Fünfzehn Jahre später verwendet unser Held - scheinbar gereift und arriviert - immer noch die gleiche Sprache: „irgendwie“ ist er zwar äußerlich erfolgreich geworden, innerlich aber immer noch nicht sehr gefestigt. Es sei nicht verhehlt, dass diese schwammige und variationslose Sprache auf Dauer reichlich unbefriedigend ist. Sie ist die Schwachstelle dieses Buches, weil sie  - auch wenn sie der Charakterisierung der Protagonisten dienen mag - dem wichtigen Thema und der komplizierten Psychologie der Personen nicht gerecht wird.

Als Max Sabine, über deren Verlust er nie richtig hinweg gekommen ist, zufällig-schicksalhaft (und reichlich unwahrscheinlich!) wieder trifft, sind die alten Unsicherheiten plötzlich wieder hochaktuell. Und Max’ Vermutungen, dass es da ein Geheimnis gibt, das Sabine mit sich herumträgt und das der Grund für ihre fast besessene Beschäftigung mit der Vergangenheit ist, bekommen neue Nahrung.
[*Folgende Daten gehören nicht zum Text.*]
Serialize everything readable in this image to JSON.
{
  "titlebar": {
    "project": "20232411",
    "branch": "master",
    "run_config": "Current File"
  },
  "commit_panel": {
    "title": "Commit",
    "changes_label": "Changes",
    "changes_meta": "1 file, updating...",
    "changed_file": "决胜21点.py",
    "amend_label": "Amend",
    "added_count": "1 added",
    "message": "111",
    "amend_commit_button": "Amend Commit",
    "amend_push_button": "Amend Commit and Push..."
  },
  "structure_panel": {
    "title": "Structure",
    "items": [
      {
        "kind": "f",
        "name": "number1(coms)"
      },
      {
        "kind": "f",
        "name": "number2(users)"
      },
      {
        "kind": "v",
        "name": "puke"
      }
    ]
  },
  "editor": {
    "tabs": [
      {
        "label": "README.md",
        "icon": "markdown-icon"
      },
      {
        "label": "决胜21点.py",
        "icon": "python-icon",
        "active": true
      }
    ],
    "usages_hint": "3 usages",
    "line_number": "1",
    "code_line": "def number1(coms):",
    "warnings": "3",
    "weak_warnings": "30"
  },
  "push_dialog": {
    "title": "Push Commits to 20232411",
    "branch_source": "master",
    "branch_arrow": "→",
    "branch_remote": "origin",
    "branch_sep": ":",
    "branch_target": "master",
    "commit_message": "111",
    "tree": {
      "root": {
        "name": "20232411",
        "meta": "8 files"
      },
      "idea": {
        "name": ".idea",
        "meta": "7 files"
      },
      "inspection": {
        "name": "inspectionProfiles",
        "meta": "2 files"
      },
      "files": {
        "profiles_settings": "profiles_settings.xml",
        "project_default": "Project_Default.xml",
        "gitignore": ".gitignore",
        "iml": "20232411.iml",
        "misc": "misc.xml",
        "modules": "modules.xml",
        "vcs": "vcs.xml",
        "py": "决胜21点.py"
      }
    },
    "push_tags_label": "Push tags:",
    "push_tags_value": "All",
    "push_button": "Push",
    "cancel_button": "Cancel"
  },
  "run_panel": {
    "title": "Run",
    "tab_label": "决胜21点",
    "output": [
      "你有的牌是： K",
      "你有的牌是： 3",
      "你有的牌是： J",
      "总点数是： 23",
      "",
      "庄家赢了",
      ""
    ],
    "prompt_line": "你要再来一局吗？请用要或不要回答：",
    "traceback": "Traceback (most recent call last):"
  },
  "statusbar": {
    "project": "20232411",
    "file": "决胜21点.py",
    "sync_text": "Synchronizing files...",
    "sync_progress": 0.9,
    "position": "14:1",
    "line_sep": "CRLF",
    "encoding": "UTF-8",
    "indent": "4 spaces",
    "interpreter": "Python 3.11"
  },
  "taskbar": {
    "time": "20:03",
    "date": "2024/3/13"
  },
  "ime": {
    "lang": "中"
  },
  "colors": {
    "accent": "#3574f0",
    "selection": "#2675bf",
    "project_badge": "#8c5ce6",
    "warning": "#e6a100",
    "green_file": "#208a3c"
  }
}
In diesem zweiten und dem kurzen dritten Teil bekommt das Buch Tempo. Da ist man als Leser oder Leserin schon so hineingezogen in die rätselhafte Geschichte, dass man den Roman trotz etlicher Vorbehalte nicht mehr so leicht weglegt.

„Die Tochter“ ist, wie der Titel schon sagt, ein Buch über Generationen-Beziehungen. Das Wort aus dem Alten Testament - „Er verfolgt die Schuld der Väter an den Söhnen und Enkeln, an der dritten und vierten Generation.“ (Ex.34,7) - schiebt sich hier ins Bewusstsein. Traumata, auch wenn sie „nur“ ein persönliches Schicksal betreffen, haben Einfluss auf die Nachgeborenen, ob man will oder nicht. Und wenn es sich nur darin äußert, dass gewisse Fragen hartnäckig nicht gestellt werden. Max’ Freundin Sabine fragt den alten Vater Lipschitz ganz ungeniert nach dessen Erfahrungen in Krieg und KZ. Den Sohn stürzt sie damit fast in eine Identitätskrise. „Wo gehörte ich hin? Gehörte ich zur Außenwelt, der Welt der Fragen, zu ihr? Oder zu meinem Vater, also zur Welt der Antworten?“

Ein Buch also über die Last der Vererbung, sich hartnäckig fortzeugenden Leids, aber auch über die Möglichkeit, die Hypothek der Vergangenheit abzulegen. Die seltsam anrührende Liebesgeschichte der beiden jugendlichen Hauptpersonen Max und Sabine prägt sich ganz unmerklich ins Leserbewusstsein ein und wirkt dort lange nach.

Jessica Durlacher: Die Tochter. Roman. (Niederländisches Original 2000) Diogenes Verlag Zürich 2001. Als Taschenbuch 2003. 327 Seiten.